Sette i gol rifilati dal City allo Stoke, che però non è certo il Napoli. Lo aveva dimenticato il cronista di Premium, ma un fantastico Guardiola lo ammonisce: “Ma che pensi che giochiamo contro i ragazzini?”: Doveva arrivare un uomo di mondo come Pep per debellare questo consolidato snobismo nei confronti degli azzurri, retaggio mediatico di chi prova allergia ogni qual volta avanza qualcuno che non abbia le maglie a strisce. Un veleno che non fa più male a questo Napoli ed ai napoletani, ormai immuni e consapevoli. 

Otto a De Bruyne  e Bernardo Silva, che perdono tempo nei pressi della bandierina che nemmeno Rolando Bianchi e Nicola Amoruso ai tempi della Reggina di Mazzarri. Avete capito? Il City nel recupero della sfida al Napoli si è rintanato sull’out per far passare il tempo, semplicemente perché era logoro da una gara che li ha consumati come un fiammifero. Dopo la partenza a razzo si sono affievoliti ed il Napoli ha preso la scena. In casa loro. Fate voi…
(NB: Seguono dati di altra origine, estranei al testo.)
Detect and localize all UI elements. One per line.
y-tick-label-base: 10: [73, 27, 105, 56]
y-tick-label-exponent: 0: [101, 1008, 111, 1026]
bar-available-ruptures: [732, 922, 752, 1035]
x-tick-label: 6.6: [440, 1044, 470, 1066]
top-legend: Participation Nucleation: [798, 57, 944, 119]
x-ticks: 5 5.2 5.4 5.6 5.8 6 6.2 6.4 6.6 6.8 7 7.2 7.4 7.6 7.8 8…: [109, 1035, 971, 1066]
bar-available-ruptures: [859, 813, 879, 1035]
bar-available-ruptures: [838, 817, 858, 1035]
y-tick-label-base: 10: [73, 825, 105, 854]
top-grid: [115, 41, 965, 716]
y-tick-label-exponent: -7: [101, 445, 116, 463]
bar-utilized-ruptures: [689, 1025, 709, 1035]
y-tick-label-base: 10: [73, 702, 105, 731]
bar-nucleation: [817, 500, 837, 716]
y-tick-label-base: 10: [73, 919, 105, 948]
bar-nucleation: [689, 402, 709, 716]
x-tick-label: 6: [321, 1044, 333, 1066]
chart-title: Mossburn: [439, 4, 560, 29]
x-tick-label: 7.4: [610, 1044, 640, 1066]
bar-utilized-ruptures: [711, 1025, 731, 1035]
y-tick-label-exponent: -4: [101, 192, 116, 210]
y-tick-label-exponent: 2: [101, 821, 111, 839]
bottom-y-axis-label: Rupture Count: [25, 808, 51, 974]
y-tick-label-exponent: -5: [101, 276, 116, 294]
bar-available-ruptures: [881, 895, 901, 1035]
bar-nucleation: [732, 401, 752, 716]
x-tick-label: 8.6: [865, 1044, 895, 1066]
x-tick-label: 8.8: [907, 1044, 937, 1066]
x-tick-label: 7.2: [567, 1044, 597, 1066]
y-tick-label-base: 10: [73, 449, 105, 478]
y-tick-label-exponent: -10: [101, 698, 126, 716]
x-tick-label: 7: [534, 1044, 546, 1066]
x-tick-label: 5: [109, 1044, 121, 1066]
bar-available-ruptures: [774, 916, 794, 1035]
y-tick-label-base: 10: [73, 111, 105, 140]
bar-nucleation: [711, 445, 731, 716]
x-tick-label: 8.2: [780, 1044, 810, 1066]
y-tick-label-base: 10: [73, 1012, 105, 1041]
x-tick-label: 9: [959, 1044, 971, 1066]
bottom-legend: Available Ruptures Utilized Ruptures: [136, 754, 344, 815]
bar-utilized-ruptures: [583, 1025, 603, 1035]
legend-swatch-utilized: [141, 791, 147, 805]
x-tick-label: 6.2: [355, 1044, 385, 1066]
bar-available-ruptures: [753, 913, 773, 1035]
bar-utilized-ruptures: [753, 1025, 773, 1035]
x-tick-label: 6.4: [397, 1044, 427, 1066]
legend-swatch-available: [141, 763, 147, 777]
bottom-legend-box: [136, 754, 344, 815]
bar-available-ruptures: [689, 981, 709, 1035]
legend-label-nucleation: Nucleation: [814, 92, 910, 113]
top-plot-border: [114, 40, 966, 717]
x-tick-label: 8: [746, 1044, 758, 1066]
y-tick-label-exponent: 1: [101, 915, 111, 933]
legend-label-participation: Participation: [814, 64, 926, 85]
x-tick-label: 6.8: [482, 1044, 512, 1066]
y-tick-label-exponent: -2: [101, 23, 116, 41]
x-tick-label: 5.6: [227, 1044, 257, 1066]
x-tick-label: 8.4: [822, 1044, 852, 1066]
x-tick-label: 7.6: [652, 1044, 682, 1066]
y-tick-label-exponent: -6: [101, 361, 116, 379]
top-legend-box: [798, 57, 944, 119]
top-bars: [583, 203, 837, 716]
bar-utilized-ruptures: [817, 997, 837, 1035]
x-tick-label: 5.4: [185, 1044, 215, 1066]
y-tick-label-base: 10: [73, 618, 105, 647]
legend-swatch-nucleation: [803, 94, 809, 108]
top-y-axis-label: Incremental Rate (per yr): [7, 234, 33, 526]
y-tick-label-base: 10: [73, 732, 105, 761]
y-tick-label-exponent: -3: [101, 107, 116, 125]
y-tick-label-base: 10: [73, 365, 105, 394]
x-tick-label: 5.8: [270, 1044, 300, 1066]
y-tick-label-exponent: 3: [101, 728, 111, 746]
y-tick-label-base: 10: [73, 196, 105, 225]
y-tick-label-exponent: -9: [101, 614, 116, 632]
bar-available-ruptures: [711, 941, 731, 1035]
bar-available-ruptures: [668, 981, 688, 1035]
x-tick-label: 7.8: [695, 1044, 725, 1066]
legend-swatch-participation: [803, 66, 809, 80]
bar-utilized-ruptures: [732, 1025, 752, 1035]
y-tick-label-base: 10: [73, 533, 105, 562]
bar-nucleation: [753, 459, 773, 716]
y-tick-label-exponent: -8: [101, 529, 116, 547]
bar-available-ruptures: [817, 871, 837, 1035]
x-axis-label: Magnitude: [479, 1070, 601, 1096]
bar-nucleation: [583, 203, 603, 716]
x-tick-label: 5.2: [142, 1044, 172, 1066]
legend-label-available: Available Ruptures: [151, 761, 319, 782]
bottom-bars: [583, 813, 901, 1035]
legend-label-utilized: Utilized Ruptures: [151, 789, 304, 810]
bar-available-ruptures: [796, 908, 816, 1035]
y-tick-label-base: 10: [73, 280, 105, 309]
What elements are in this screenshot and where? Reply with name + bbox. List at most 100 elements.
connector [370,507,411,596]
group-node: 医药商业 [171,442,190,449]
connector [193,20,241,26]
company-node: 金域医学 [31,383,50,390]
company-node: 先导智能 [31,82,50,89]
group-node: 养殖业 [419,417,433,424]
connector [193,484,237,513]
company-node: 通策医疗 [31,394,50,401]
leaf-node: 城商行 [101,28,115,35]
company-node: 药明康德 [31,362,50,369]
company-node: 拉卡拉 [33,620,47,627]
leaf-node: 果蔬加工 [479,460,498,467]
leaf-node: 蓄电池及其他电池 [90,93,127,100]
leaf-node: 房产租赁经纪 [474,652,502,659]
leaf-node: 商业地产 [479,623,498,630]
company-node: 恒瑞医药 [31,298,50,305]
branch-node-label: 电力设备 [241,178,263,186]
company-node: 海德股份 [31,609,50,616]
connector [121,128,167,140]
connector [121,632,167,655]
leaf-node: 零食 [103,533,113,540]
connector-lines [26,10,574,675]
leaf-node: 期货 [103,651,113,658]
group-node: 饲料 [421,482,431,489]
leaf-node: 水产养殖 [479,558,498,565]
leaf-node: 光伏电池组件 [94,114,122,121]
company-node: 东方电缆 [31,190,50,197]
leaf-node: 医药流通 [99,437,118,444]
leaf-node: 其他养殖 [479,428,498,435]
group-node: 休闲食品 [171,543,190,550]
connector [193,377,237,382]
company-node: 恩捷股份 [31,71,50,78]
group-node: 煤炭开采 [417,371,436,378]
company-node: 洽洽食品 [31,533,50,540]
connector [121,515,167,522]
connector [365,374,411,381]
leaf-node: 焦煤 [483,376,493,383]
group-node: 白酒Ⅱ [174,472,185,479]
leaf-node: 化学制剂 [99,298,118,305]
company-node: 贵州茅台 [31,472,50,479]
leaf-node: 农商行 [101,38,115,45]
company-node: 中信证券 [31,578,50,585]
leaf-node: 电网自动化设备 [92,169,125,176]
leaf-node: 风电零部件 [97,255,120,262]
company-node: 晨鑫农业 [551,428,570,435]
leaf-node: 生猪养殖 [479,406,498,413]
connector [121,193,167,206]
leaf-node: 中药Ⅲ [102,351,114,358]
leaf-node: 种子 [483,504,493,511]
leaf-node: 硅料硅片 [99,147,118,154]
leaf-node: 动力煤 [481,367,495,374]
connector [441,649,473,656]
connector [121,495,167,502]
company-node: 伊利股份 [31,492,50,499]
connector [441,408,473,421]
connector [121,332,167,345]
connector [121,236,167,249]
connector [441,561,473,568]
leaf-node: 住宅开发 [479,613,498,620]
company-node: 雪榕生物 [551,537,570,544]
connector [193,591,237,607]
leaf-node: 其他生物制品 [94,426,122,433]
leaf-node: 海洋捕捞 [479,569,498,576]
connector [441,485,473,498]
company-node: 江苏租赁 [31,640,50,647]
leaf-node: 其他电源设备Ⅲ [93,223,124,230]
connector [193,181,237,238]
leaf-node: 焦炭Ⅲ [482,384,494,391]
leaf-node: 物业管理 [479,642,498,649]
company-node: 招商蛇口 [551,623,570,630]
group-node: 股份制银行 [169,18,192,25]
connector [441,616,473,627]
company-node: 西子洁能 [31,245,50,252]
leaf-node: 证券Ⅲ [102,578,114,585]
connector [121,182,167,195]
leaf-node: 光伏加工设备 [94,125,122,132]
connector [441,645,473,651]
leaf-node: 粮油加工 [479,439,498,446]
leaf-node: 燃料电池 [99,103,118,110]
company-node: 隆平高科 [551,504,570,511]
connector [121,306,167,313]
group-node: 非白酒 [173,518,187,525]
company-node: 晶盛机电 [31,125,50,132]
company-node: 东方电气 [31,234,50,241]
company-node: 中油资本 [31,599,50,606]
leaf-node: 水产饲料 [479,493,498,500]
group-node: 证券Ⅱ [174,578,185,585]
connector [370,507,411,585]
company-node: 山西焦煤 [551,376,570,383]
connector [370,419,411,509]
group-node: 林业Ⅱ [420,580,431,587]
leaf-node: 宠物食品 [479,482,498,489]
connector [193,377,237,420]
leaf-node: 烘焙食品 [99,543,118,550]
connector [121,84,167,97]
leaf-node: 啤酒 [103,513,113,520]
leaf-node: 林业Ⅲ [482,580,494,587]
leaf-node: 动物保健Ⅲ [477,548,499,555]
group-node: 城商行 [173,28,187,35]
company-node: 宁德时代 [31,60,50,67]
Nove a questa meravigliosa follia. Senza aver mai fatto un gol in carriera, avendo giocato una brutta gara, vi pare possibile che uno del ’97 si prenda il pallone e chieda a Mertens di calciare un rigore in universo-visione? Pagheremmo oro per fare un giro nella testa di Diawara e capire cosa gli frullava dentro a cervello e cuore in quegli istanti. Con gli occhi del mondo addosso, con undici metri che si erano rivelati maledetti poco prima a Dries cosa pensava Amadou? Dove ha trovato la serenità per piazzare quella palla all’angolino? Richiamate Bossari, tiratelo fuori da quella casa di Sfigati, e fategli fare una puntata di ‘Mistero’ su Diawara. “Il peccato è una sorta d’incoscienza, un non-sapere”. 

Dieci a quei due che si guardano negli occhi e chiacchierano di calcio nel ventre dell’Etihad dopo la gara. Hanno svestito i panni di Guardiola e Sarri, sono Pep e Maurizio che avevano necessità di parlarsi, confrontarsi, strofinare per qualche minuto i loro pensieri illuminati sul pallone. È la foto dell’anno che resterà comunque nell’archivio del cuore, il trattato illuminato di un calcio meravigliosamente bello. Pep è Picasso che rivoluziona ogni convenzione, rifiuta dalla sua tela ogni cosa che può diventare un genere banale, ripetitivo. Maurizio come allenatore nasce una generazione successiva, è un Dalì con il gusto per la bellezza e la consapevolezza che tutto può mutare come orologi che si dissolvono. E come Salvador direbbe: “Picasso è un genio. Come me”.